By 2011, Aaron Rimbui had grown increasingly frustrated at playing what he calls bar music. Instead of providing the backdrop to bar room chatter, the pianist wanted a regular concert setting where the audience could enjoy the music without the distraction of a waiter serving drinks.

So, he got talking with his manager David Makuyu, who runs Kipawa Music, an events company, about organising a regular gig where fans would, for a few hours, enjoy quality performance in a proper concert setting.

This is how All That Jazz was born where for one night every month, music fans get to watch some of the country’s leading jazz and fusion acts. This weekend, the event is holding a special anniversary concert to celebrate two years since its inception.

The show is hosted by Rimbui, better known as Krucial Keys, and his band, The Aaron Rimbui Quintet, playing contemporary jazz, spiced with various African music influences.

The list of guest performers includes artistes outside the jazz realm like Eric Wainaina, Sauti Sol and Chris Adwar.

In an interview two years ago Rimbui admitted that organising a concert posed a different challenge from what he was used to.

“I’ve had to learn about patience. In the process, we have learned that putting up concerts is a brave thing to do,” he says.

It was love of the music and the desire to share it with others that gave him the motivation.

Music has always been a big part of life for the musician who attended Lavington Primary School and Nairobi School respectively and who is remembered by TV viewers as head of the band that plays on the Tusker Project Fame talent show.

He learnt music while in school and initially played drums before picking up the piano in his teens. He has released two albums to date: Keys of Life in 2005 and Alfajiri in 2009.

Two years on and 20 shows to his credit, is time to take stock of the impact of holding a regular jazz show in Nairobi.

“I can confidently say that we have had six sold out shows and Nairobi has turned into a jazz hub with folks from other towns calling to ask when the next gig is taking place,” says Aaron’s wife Sarah, who is the co-organiser of All That Jazz.

The target audience is not just those with knowledge of jazz but also those who are curious about one of the least understood genres of music. Rimbui’s ambition is to create an East African jazz imprint through synergies with musicians playing a variety of musical styles.

Preferred genres

Unlike previous occasions when his band reworks the music of guest artistes within a jazz format, the concept has now changed to allow the artistes to play their preferred genres.

“We will offer the stage, advertise the show and all the artiste has to do is put on a good show for the crowd,” explains Sarah.

The first guest is Ugandan fusion artiste, Maurice Kirya, who blends soul with traditional influences in a style he calls Mwooyo (Luganda for soul).
The 30-year-old singer released his second album “The Book of Kirya” in October last year.

Kirya won the Radio France International Discoveries Award in 2009 and is perhaps the best-known contemporary Ugandan musician at the moment.

Regulars at All That Jazz have an insatiable appetite for new songs and therefore besides hearing live versions of Rimbui’s songs, each concert will be greatly diversified by the inclusion of other artistes.
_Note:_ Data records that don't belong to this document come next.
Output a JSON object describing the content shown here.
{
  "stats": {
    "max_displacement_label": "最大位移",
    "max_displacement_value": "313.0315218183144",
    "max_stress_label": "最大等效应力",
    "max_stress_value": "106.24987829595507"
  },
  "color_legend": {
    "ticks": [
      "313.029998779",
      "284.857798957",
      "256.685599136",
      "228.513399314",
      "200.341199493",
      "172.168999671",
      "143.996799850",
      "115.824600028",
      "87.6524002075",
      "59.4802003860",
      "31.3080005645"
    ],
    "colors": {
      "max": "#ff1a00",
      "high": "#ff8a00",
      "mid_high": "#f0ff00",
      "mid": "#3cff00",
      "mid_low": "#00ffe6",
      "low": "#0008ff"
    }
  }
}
Eric Wainaina, who has recorded songs with both Aaron and his brother Tim, will be making his third appearance at All That Jazz while singer Atemi Ayungu will also put in a performance.
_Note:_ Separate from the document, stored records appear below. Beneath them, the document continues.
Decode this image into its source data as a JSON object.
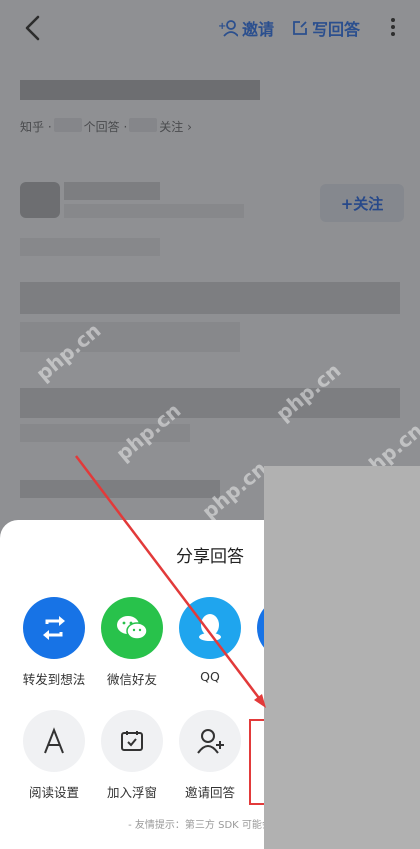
{
  "topbar": {
    "invite_label": "邀请",
    "write_label": "写回答"
  },
  "question": {
    "meta_prefix": "知乎 ·",
    "meta_answers": "个回答 ·",
    "meta_follow": "关注 ›",
    "follow_button": "+关注"
  },
  "share_sheet": {
    "title": "分享回答",
    "row1": [
      {
        "label": "转发到想法",
        "icon": "repost-icon",
        "color": "#1773e6"
      },
      {
        "label": "微信好友",
        "icon": "wechat-icon",
        "color": "#28c24b"
      },
      {
        "label": "QQ",
        "icon": "qq-icon",
        "color": "#1fa5ee"
      }
    ],
    "row2": [
      {
        "label": "阅读设置",
        "icon": "font-a-icon"
      },
      {
        "label": "加入浮窗",
        "icon": "floating-window-icon"
      },
      {
        "label": "邀请回答",
        "icon": "invite-user-icon"
      }
    ],
    "hint": "- 友情提示：第三方 SDK 可能会收集"
  },
  "watermark": "php.cn",
  "colors": {
    "accent": "#1773e6",
    "wechat": "#28c24b",
    "qq": "#1fa5ee",
    "highlight_red": "#e23a3a"
  }
}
Meanwhile, Rimbui has picked up the challenge and gone in search of new musical experiences including a show with his band at the Jahazi Jazz festival in Zanzibar last year where he performed along Moussa Dialo, Marcus Stickland and Tanzania’s Wakwetu Jazz Vibes.

All the previous editions of All That Jazz have been held at the Louis Leakey Auditorium at the Nairobi National Museum but this weekend, the event moves to the Museum Courtyard.
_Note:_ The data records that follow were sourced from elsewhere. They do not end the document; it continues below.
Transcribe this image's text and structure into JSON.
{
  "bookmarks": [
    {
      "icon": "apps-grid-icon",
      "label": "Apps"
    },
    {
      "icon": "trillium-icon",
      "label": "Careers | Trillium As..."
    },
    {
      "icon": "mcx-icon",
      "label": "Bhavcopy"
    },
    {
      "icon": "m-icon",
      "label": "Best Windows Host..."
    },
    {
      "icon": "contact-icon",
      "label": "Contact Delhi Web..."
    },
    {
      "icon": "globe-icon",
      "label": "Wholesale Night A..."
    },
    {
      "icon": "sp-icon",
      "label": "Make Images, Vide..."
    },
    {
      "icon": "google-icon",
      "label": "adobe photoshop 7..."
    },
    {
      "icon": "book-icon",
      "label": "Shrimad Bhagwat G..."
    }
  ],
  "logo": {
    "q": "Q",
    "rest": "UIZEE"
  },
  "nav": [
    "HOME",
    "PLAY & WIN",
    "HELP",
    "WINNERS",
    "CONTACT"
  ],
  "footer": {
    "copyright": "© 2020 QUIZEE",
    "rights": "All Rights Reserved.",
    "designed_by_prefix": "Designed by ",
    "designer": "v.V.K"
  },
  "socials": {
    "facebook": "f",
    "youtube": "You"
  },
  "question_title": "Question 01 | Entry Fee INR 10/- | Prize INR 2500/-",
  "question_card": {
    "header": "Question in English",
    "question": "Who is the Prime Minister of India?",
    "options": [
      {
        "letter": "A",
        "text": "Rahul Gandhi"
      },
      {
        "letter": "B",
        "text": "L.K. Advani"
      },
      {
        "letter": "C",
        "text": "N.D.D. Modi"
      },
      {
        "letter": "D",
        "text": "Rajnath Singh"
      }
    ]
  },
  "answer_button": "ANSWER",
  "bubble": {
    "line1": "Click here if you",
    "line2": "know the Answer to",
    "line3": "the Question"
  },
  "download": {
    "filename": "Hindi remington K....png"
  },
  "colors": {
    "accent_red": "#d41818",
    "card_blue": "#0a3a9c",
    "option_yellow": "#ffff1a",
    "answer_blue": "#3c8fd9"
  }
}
The demand for the show is clearly beyond their regular venue: “We get bookings beyond the 300 seating capacity of the auditorium and have to turn away many people so we are moving to an open air space that should provide a better experience for everyone,” says Sarah

For the first time, All That Jazz takes place on a weekend and not a Thursday as has been the case in the last two years.

Fans buy advance tickets online at, a concept that has been used successfully by other events like Blankets and Wine.

Corporate support has come from Tusker Malt Lager, the brand that has been promoting music in a huge way in the last one year and the organisers of All That Jazz will hope this association can help the event reach new audiences as its begins its third year.